Decoupled Gravitational Wave Equations in Spherical Symmetry from Curvature Wave Equations

TL;DR

This paper introduces a new approach to black hole perturbation theory in spherical symmetry, deriving a decoupled wave equation for a complex variable that simplifies analysis and reveals isospectrality between sectors.

Contribution

The authors develop a method to derive a single decoupled wave equation from curvature equations, simplifying traditional perturbation techniques in Schwarzschild backgrounds.

Findings

Derived a decoupled wave equation for a complex curvature variable.

Established isospectrality between even and odd metric perturbations.

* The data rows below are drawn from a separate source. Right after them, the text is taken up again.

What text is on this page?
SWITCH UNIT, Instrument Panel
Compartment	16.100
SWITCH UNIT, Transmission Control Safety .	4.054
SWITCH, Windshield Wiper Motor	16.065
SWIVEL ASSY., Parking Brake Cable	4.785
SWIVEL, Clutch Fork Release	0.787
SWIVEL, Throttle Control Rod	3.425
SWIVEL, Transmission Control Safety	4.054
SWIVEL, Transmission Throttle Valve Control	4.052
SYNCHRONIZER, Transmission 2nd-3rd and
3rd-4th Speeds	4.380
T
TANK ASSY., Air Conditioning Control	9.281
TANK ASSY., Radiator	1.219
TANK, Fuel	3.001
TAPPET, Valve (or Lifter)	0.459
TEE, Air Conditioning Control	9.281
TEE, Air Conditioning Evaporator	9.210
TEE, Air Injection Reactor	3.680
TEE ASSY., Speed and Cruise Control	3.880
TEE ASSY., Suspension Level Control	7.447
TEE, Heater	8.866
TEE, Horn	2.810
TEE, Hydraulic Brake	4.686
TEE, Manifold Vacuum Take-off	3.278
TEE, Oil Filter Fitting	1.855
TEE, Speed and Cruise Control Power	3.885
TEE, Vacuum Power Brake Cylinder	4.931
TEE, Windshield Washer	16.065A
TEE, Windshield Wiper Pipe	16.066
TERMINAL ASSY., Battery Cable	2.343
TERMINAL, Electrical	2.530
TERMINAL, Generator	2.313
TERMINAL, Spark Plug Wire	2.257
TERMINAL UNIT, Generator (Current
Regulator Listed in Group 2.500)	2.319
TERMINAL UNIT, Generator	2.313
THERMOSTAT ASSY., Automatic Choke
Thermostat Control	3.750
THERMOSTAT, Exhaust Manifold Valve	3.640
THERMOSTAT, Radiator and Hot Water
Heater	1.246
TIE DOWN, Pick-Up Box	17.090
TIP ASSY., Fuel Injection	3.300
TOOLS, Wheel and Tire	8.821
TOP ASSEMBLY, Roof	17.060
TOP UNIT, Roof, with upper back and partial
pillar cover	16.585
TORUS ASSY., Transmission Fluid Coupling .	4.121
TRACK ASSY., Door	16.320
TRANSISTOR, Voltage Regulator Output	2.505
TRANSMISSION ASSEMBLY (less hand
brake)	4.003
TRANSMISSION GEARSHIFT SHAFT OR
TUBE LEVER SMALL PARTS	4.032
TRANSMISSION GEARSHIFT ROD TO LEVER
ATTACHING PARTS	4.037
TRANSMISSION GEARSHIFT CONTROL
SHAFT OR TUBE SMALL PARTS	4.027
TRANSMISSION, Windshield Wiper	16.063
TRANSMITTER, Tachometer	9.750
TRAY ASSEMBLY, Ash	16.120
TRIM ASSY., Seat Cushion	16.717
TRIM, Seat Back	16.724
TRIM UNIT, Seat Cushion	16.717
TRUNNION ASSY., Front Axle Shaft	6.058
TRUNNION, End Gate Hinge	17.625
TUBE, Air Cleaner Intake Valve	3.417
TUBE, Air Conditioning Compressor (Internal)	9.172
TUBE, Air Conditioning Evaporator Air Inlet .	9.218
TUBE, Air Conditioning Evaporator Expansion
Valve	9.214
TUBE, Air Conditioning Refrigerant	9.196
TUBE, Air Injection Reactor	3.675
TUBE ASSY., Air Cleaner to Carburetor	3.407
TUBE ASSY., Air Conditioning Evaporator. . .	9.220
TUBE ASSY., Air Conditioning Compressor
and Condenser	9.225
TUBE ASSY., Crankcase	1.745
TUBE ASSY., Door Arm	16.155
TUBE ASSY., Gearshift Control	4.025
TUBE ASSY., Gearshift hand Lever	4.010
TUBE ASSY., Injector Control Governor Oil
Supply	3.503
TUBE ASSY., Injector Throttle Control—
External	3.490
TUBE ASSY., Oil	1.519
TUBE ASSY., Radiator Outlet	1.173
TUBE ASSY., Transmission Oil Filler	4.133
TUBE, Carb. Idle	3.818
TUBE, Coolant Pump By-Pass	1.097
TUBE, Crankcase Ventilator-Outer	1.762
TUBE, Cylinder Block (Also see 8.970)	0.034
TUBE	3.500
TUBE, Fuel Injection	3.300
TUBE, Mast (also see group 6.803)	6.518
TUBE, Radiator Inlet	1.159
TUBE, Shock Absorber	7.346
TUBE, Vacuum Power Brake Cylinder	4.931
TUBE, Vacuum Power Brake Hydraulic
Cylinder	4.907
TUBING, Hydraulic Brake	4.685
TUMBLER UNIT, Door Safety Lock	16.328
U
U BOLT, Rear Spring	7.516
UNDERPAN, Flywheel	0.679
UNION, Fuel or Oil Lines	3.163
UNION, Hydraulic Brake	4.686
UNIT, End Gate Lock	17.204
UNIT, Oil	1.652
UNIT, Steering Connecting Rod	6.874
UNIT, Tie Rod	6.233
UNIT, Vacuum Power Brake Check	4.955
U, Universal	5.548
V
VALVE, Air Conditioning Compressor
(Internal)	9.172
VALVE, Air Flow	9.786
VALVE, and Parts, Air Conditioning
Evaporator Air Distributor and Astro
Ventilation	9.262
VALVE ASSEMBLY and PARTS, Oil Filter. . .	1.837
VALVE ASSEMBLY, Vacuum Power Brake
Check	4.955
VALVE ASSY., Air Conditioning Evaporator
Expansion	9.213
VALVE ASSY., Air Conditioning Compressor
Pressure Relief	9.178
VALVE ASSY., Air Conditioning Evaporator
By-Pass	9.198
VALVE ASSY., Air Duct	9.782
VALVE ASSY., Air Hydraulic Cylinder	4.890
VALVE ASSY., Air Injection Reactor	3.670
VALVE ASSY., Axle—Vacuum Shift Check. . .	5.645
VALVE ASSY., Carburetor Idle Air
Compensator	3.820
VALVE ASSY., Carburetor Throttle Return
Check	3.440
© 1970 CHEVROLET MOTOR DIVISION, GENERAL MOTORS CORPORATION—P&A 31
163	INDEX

Provided a systematic framework for perturbation analysis in spherical symmetry.

Abstract

Black hole perturbation theory on spherically symmetric backgrounds has been instrumental in establishing various aspects about the gravitational dynamics close to black holes, and continues to be an interesting avenue to confront current challenges in gravitational physics. In this paper, we present an approach to perturbation theory in spherical symmetry that addresses simultaneously some conceivably inconvenient aspects of the traditional methods. In particular, focusing on Schwarzschild's background we are able to derive a decoupled wave equation, for a single complex variable, by simply computing one component of the curvature wave equation satisfied by a complex self-dual version of the Riemann tensor. The real and imaginary parts of the variable consist only of even and odd pieces of the metric fluctuation, respectively, and both satisfy the Regge-Wheeler equation. Besides providing a systematic derivation of decoupled equations, an immediate corollary of our results is the isospectrality between even and odd sectors. We conclude by discussing potential extensions of our formalism to include matter and higher orders in perturbation theory.